(i) In the 1st, 2nd and 3rd transition series, the 3d, 4d, and 5d orbitals are filled with electrons respectively. We know that elements in the same group generally have similar electronic configurations.

In the first transition series, two elements generally show unusual electronic configurations. They are:

Cu (29) = 3d¹⁰4s¹

Cr (24) = 3d⁵4s¹

Similarly, the second transition series also include some exceptions. These are:

Ag(47) = 4d¹⁰5s¹

Pd(46) = 4d¹⁰ 5s⁰

Rh(45) = 4d⁸5s¹

Ru (44) = 4d⁷5s¹

Tc (43) = 4d⁶5s¹

Mo (42) = 4d⁵5s¹

The third transition series include some exceptions as well. These are:

Au (79 ) = 5d¹⁰ 6s¹

Pt (78) = 5d⁹ 6s¹

W (74) = 5d⁴ 6s²

As a result of these exceptions, it happens many times that the electronic configurations of the elements present in the same group are not similar.
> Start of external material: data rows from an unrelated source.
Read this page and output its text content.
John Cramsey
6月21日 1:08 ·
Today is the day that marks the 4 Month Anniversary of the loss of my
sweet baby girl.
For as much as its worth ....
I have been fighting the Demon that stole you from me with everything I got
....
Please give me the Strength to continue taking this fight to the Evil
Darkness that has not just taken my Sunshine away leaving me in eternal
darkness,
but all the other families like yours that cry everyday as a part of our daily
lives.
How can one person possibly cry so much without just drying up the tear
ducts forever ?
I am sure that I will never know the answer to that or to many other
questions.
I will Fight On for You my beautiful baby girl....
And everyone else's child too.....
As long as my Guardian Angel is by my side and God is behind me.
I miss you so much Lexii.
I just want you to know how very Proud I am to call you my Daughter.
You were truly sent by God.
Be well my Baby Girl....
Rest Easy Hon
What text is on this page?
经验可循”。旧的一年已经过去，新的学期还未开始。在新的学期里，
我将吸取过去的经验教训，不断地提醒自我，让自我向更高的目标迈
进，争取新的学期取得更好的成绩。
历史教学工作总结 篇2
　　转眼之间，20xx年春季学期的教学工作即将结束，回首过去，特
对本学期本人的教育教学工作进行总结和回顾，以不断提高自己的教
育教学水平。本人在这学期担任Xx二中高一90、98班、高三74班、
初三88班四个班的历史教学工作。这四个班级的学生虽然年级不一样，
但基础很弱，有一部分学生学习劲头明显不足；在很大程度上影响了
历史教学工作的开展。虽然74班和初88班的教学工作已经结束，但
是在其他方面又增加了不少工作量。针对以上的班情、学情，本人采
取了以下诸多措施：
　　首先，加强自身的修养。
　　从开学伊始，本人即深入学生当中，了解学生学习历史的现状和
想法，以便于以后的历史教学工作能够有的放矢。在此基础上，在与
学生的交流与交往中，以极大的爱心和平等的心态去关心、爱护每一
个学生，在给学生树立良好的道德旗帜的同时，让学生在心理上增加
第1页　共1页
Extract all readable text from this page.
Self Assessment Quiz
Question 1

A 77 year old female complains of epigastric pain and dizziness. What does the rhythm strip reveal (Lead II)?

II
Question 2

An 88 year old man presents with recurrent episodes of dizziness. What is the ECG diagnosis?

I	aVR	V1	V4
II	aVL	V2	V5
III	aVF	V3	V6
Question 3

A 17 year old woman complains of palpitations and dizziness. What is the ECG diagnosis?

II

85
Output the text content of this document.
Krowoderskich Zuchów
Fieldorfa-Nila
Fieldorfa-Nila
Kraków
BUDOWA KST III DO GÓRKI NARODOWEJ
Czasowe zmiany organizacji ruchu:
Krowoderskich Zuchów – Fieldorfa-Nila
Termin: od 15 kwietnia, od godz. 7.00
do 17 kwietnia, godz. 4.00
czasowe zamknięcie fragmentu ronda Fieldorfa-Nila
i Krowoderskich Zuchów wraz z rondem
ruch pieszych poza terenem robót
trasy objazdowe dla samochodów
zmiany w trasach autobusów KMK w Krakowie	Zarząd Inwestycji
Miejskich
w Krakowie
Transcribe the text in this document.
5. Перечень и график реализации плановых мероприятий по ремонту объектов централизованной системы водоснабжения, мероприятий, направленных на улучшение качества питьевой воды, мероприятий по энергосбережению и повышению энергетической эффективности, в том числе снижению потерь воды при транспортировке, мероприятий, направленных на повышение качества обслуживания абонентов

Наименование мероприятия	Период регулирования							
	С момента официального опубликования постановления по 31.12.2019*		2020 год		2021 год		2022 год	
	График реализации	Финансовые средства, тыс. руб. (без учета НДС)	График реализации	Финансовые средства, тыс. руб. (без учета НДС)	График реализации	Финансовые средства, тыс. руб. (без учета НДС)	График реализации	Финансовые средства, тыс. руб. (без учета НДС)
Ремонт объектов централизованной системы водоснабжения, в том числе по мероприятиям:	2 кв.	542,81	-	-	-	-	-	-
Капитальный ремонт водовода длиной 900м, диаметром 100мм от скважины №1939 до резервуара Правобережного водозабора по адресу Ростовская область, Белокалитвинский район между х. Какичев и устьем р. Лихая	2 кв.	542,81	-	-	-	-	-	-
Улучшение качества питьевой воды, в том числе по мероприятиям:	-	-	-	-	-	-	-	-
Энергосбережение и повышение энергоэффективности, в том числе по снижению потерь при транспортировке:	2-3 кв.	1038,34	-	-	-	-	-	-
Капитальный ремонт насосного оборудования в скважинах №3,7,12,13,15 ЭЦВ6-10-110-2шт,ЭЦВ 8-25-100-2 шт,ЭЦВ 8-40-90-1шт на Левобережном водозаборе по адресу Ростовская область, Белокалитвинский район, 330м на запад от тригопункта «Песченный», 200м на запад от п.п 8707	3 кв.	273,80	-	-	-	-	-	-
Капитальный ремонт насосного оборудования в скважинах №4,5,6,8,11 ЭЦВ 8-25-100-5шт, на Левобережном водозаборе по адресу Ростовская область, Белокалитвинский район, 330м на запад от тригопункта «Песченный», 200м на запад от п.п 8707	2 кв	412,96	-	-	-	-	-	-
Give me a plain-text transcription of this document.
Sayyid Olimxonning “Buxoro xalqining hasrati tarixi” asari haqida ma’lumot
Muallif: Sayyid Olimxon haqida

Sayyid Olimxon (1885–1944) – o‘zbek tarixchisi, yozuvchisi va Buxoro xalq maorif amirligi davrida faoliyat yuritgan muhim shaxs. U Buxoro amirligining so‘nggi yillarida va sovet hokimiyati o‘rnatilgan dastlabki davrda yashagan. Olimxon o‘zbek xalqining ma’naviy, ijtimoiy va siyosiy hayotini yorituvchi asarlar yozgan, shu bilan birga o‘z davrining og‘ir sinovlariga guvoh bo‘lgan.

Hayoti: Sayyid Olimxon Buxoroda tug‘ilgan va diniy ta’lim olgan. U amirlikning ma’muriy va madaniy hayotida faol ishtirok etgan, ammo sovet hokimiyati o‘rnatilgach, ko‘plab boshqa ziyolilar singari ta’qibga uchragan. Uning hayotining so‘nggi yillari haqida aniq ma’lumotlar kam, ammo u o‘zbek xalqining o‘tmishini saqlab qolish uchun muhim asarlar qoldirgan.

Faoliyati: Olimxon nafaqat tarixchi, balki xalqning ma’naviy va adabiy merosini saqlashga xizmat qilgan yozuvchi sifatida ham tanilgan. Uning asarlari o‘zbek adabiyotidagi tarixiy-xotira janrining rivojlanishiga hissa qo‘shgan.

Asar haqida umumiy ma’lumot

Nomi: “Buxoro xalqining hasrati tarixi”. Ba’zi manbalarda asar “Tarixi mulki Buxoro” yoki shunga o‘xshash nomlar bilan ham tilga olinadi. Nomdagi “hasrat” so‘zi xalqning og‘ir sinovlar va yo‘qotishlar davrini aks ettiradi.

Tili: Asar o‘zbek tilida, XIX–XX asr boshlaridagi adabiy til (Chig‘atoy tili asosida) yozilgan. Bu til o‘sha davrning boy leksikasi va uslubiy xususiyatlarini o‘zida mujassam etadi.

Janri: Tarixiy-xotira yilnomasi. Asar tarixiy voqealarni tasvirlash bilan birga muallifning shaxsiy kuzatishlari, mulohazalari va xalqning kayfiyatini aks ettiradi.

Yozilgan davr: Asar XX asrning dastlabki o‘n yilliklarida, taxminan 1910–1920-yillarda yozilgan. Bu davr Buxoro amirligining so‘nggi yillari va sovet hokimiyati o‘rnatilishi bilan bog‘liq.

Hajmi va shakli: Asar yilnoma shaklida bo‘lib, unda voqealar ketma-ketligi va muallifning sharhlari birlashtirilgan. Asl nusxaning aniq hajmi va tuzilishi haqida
(ii) In each of the three transition series the number of oxidation states shown by the elements is the maximum in the middle of the series and the minimum at the extreme ends. However, +2 and +3 oxidation states are quite stable for all elements present in the first transition series. All metals present in the first transition series form stable compounds in the +2 and +3 oxidation states. The stability of the +2 and +3 oxidation states decreases in the second and the third transition series, wherein higher oxidation states are more important.

Some stable complexes are :

 [Fe_II(CN)₆​]⁴⁻, [Co_III(NH₃​)₆​]³⁺, [Ti(H₂​O)₆​]³⁺

The issue that lies here is that no such coordination complexes are known for the second and third transition series such as Mo, W, Rh, In. They form such coordination complexes in which their oxidation states are high. For example: WCl₆, ReF₇, RuO₄, etc.